Besides the imaginary air piano, there is a motion-activated musical instrument interface called an "AirPiano" which is controlled by waving the hands above the top.

The AirPiano is a musical computer interface (from 2007) which allows playing and controlling software instruments simply by moving hands in the air over the device, connected by USB cable. Above the AirPiano is an invisible matrix of virtual keys plus faders, each pre-assigned with MIDI messages and waiting to be triggered, via infrared sensors. The length of each triggered note is determined by the time the hand is placed over the corresponding virtual key. Beyond the feedback of the sounds changing, hand placement is also confirmed by LED feedback. The first version of AirPiano generated polyphonic sound, with 24 keys using 8 faders.

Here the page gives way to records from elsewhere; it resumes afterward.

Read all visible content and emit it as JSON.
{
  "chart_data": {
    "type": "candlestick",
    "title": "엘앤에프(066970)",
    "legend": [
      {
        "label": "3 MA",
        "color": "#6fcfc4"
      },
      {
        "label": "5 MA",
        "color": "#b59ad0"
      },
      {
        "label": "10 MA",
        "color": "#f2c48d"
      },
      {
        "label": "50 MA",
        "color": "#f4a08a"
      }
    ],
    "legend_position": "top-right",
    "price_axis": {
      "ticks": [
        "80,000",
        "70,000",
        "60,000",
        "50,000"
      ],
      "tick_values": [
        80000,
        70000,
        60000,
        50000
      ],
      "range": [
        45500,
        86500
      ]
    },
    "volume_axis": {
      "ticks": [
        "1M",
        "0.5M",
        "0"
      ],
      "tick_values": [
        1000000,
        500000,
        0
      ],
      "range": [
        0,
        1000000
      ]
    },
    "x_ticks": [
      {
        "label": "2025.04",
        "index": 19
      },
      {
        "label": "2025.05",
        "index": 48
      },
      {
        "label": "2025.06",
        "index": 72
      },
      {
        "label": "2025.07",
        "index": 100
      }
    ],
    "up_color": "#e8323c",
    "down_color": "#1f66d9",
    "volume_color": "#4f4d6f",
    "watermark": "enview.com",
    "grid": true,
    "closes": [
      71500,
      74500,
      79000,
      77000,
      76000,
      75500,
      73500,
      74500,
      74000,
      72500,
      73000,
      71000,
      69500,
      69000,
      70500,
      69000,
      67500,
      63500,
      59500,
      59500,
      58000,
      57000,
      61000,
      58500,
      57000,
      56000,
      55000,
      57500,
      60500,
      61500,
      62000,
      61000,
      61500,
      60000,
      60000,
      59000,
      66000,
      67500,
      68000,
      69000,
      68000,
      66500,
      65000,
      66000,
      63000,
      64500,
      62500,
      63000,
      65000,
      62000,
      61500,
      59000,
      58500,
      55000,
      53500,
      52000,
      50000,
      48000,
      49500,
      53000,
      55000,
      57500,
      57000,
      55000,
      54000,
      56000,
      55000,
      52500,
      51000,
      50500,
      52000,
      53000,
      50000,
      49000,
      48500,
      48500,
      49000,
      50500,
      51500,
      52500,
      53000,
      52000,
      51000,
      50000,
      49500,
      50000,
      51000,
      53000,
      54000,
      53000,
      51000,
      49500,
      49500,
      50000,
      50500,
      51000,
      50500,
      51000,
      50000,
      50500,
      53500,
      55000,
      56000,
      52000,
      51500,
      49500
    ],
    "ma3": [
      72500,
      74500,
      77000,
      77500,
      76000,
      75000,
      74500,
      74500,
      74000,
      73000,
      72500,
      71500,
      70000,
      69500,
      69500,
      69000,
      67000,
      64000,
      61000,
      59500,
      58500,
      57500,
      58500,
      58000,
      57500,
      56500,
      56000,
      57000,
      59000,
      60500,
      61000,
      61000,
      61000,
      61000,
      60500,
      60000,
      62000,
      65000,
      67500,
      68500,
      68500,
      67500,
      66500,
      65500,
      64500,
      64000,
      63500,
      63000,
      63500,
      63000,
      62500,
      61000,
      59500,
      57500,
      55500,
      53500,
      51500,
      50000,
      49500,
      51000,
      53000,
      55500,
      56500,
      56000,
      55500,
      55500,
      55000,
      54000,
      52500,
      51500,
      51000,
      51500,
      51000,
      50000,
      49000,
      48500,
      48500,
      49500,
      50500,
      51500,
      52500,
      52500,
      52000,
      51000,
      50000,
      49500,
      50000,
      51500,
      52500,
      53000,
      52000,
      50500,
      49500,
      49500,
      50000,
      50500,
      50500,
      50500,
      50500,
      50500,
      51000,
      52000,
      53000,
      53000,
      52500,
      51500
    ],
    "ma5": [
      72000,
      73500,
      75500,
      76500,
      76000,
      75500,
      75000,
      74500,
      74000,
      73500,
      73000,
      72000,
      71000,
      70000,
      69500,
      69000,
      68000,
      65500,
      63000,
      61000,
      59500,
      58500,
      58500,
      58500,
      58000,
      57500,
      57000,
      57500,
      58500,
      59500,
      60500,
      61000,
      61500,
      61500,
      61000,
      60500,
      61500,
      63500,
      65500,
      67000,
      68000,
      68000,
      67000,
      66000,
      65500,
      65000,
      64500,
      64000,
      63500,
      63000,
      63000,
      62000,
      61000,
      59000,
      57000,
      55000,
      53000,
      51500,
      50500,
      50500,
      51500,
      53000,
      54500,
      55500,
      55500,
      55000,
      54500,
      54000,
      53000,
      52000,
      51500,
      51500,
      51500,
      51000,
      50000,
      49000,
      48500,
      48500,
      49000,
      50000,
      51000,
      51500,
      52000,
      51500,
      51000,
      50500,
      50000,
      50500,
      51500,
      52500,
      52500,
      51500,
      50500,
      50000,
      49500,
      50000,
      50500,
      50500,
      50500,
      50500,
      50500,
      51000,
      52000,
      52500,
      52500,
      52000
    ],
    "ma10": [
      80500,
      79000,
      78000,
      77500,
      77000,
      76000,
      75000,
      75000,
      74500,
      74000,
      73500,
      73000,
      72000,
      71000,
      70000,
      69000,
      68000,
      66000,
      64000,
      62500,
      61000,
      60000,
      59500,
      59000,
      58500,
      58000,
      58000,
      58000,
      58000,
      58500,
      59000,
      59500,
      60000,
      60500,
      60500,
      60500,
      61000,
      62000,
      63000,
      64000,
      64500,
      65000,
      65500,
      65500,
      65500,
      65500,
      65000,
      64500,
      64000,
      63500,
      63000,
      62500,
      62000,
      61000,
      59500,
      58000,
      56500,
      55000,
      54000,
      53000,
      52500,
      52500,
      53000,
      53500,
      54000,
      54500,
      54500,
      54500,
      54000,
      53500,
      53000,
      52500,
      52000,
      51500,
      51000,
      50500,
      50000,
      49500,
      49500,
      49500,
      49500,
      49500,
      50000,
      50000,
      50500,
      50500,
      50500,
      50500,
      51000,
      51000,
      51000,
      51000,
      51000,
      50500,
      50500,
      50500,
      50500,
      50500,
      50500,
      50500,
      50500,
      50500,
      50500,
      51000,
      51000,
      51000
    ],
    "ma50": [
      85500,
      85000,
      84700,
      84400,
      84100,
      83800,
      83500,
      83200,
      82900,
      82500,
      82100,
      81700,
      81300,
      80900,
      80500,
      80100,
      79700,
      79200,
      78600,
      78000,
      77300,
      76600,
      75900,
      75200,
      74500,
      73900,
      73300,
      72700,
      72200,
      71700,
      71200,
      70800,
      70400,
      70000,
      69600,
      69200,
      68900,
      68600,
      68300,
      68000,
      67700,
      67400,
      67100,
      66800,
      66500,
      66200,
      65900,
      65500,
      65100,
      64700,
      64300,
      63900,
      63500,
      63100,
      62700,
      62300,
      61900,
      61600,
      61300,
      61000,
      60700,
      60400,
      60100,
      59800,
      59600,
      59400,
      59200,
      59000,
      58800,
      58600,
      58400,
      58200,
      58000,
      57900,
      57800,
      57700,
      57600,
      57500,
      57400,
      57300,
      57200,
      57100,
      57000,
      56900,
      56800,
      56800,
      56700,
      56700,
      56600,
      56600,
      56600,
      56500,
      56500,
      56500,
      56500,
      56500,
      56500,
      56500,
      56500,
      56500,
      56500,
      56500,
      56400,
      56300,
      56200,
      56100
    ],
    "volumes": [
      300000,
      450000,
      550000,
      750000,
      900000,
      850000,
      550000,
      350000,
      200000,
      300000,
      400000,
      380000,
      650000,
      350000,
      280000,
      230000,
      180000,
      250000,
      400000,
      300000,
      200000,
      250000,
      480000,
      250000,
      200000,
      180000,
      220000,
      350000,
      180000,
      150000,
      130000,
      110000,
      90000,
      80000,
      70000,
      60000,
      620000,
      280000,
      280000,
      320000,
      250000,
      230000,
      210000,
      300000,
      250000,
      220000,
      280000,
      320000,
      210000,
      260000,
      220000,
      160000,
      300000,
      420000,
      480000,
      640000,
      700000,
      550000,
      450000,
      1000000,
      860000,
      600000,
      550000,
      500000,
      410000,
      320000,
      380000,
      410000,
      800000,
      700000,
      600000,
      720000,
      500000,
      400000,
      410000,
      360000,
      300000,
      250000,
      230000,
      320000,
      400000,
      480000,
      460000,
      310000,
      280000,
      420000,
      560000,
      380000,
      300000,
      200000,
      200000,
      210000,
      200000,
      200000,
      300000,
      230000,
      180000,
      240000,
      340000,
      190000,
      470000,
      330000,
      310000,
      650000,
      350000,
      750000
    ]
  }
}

The AirPiano software provides for the loading/saving of presets and transposing notes. The AirPiano technique has been filed as a Provisional U.S. Patent Application (Number: 60/989,986).

==Air violin==
Besides the gestures to accompany real violin performances, playing the air violin can also be a form of sarcasm, to indicate that another person seems to be rambling with a sob story or whining excessively, in self-pity.